At the same time, the AI race is becoming deeply connected to geopolitics and global technological leadership. Governments and corporations increasingly view artificial intelligence not only as a business opportunity but also as a strategic national asset.

That broader significance is one reason investors remain highly optimistic about AI companies despite financial risks.

One of the biggest questions surrounding a future OpenAI IPO is whether ordinary investors can actually make money from it.

The answer depends heavily on timing, valuation, and investor expectations.

Historically, some major technology IPOs have generated enormous long-term gains for early investors. Companies like Amazon, Apple, and NVIDIA rewarded investors who believed in transformative technologies before they became dominant global businesses.

However, not every high-profile IPO succeeds. Some companies debut at inflated prices driven by hype, only to decline sharply once market enthusiasm fades.

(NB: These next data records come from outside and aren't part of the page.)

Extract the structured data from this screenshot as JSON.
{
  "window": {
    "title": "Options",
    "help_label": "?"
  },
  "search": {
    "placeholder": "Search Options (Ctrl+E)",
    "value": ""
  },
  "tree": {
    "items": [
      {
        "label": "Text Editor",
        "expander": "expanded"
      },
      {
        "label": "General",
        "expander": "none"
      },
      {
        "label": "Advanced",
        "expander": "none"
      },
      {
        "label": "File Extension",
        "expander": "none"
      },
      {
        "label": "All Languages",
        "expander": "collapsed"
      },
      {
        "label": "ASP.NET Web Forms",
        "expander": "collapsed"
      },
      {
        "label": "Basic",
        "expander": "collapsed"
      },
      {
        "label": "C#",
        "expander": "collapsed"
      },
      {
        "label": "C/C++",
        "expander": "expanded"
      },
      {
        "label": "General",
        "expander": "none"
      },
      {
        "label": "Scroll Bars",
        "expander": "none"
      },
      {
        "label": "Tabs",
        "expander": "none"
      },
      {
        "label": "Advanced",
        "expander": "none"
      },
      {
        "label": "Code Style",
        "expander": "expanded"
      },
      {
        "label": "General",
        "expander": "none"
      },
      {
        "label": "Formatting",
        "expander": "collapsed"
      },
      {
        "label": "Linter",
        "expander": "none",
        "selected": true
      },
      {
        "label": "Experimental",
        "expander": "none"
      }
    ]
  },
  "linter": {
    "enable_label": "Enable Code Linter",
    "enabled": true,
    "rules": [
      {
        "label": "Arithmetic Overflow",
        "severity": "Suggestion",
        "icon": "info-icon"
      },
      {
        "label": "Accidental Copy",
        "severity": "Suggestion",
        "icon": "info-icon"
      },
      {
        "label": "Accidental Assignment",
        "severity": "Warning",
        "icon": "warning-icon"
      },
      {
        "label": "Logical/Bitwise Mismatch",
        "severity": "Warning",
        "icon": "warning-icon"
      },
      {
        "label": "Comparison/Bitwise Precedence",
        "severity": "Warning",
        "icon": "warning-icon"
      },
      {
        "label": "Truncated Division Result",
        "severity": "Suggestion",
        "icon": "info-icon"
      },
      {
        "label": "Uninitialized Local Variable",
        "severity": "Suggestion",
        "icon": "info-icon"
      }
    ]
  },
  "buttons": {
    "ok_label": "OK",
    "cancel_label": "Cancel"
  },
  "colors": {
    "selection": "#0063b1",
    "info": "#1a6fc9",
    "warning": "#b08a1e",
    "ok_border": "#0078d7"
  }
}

If OpenAI enters the market near a $1 trillion valuation while still unprofitable, future gains may become harder to achieve unless the company continues delivering extraordinary growth for many years.

For individual investors, the biggest risk may be emotional investing driven by excitement around AI rather than careful financial analysis.

Experts often warn that strong technology does not automatically guarantee a good investment. A company can build revolutionary products while still being overvalued in the stock market.

For investors in Bangladesh, direct participation in a future OpenAI IPO would likely require access to international brokerage accounts that allow trading on US stock exchanges.

As global financial markets become more digitally connected, increasing numbers of international retail investors are gaining access to major American technology stocks. However, access still depends on local regulations, brokerage availability, currency restrictions, and investment knowledge.

Even if participation becomes possible, financial analysts generally advise small investors to carefully study company fundamentals rather than investing solely because of global hype.

Whether OpenAI’s future valuation proves justified or excessive, the company’s expected IPO represents a historic moment for artificial intelligence as an economic force.

AI is no longer viewed simply as a technology trend. It is increasingly shaping financial markets, labor systems, software industries, and geopolitical competition.

The excitement surrounding OpenAI reflects a broader belief that AI could transform nearly every sector of the global economy in the coming decades.

At the same time, the debate over valuation highlights growing concerns that financial markets may be entering another speculative cycle driven by technological optimism.

If OpenAI eventually reaches public markets at close to a $1 trillion valuation, investors around the world will face a difficult question: are they witnessing the rise of the next dominant technological empire, or the peak of an AI investment bubble?